Is it weird to write a word half kanji half hiragana?

A lot of words are written using two or more kanji. If I know only one of them, is it ok to write that one as kanji and the rest in hiragana? Or would that be weird for Japanese readers?

Example to clarify: weekend is 週末。Would it be ok to write しゅう末 or 週まつ?

Up until now, if there is one kanji I don‘t know in the word, I would write the whole thing in hiragana.

6 comments
  1. Even Japanese do this regularly with certain words with some difficult kanji, but I can’t remember any examples right now…

    It is a bit harder to read if the word is usually written in all kanji but would almost definitely be understood

  2. yes it’s fine. 1. there’s no instant fluency, just do what you can and improve over time. 2. for may words, even natives write it halfway, often because one of the kanji is just too complex or too uncommon.
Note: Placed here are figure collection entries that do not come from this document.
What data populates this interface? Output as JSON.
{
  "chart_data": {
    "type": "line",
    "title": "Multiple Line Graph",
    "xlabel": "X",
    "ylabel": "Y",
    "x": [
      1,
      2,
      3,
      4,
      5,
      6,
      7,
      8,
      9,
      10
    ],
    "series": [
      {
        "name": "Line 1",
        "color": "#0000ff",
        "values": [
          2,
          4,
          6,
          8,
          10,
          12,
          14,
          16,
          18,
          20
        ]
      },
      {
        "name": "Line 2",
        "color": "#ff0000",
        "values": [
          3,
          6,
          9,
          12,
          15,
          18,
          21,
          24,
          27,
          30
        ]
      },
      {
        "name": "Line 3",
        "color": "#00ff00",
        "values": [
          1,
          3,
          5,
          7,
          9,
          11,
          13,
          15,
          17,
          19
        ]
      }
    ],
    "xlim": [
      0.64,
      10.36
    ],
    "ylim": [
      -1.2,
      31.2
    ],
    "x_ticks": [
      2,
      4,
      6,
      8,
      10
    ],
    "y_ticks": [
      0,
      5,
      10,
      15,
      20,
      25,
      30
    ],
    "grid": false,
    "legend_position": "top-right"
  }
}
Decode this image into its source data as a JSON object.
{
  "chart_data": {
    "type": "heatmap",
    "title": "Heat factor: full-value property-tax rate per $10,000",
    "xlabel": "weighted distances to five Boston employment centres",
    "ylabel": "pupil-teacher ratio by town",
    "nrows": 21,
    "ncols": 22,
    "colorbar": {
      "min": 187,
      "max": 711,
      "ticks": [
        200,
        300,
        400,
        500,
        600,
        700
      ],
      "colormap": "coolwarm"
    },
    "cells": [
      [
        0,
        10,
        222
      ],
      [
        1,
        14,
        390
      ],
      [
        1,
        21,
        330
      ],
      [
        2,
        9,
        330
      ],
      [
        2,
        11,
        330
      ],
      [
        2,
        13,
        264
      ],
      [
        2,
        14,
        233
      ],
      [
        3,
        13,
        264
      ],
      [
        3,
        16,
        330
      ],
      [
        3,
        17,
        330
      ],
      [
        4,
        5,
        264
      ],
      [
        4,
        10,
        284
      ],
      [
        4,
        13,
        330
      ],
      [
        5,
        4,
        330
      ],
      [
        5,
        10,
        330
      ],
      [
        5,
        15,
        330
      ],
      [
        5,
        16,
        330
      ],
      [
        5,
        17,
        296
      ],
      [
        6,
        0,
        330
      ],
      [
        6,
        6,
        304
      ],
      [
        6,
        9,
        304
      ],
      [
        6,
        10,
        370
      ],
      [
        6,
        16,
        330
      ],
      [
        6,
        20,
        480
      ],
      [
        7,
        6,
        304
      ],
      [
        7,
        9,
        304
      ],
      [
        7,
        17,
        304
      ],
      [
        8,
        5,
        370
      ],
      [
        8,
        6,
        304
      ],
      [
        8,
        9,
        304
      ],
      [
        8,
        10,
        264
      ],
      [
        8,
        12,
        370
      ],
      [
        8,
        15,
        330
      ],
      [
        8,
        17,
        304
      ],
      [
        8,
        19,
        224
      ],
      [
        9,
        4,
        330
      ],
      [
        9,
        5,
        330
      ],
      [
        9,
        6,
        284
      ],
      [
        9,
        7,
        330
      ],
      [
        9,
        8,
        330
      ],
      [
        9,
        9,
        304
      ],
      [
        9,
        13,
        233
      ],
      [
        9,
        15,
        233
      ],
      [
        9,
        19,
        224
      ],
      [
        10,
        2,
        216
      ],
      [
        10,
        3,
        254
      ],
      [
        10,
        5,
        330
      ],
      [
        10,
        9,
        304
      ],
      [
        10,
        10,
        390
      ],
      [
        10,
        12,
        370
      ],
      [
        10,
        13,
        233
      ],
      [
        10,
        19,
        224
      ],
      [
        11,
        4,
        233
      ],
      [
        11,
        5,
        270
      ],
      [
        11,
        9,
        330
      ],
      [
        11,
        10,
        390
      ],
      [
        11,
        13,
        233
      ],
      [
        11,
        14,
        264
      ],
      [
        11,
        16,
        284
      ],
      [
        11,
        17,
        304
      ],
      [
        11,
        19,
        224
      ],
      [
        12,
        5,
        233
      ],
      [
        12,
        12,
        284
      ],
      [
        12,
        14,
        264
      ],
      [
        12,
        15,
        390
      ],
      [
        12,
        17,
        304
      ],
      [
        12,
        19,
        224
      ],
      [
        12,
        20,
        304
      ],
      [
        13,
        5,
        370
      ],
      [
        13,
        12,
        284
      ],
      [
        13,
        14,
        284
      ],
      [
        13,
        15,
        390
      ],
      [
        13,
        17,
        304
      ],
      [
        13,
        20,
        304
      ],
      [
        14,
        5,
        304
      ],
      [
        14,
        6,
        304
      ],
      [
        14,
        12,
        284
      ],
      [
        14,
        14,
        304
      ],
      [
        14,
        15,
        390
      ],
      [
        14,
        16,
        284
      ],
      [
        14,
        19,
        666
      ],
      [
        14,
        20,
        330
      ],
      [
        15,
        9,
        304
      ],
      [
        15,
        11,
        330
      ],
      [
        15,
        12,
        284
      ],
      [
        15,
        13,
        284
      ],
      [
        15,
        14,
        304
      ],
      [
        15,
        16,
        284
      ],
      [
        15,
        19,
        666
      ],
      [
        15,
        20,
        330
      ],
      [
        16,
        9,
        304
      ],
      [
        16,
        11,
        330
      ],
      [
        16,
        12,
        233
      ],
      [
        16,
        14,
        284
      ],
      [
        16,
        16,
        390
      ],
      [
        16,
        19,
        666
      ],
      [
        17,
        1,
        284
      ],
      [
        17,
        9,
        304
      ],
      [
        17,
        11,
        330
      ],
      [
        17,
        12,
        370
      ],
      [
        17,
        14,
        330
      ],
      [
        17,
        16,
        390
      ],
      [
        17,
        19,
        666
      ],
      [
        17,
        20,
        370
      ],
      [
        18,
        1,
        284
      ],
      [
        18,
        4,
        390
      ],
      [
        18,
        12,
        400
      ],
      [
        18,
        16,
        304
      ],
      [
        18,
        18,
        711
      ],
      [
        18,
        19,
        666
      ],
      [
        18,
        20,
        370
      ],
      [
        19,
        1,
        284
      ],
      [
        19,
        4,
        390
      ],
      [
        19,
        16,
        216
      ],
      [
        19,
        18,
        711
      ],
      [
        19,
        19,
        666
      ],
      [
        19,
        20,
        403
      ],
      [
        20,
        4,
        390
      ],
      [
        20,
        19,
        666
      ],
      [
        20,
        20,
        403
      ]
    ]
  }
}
  3. It would be weird if you typed it, since the Kanji is only a stroke of the space-bar away. It’s OK to do this if you don’t know the Kanji, but it would be preferable if you wrote them both. I would expect a native speaking adult to be able to do so, but if you’re learning people should be generous with you. Even with adults it’s understandable for very hard Kanji like 薔薇 but it’d be strange to see い見 or む中.

  4. Some words are just written like that anyway, usually because the kanji is uncommon. The example that comes to mind immediately is 田んぼ, where 圃 is written in its kana form instead as ぼ.

  5. That’s how kids learn to write here. They kearn all the words with a specific Kanji in them, and from then on they always write that part in Kanji. But they don’t know all the other parts of all these words yet, so they write them in Hiragana. Grade leveled books do the same.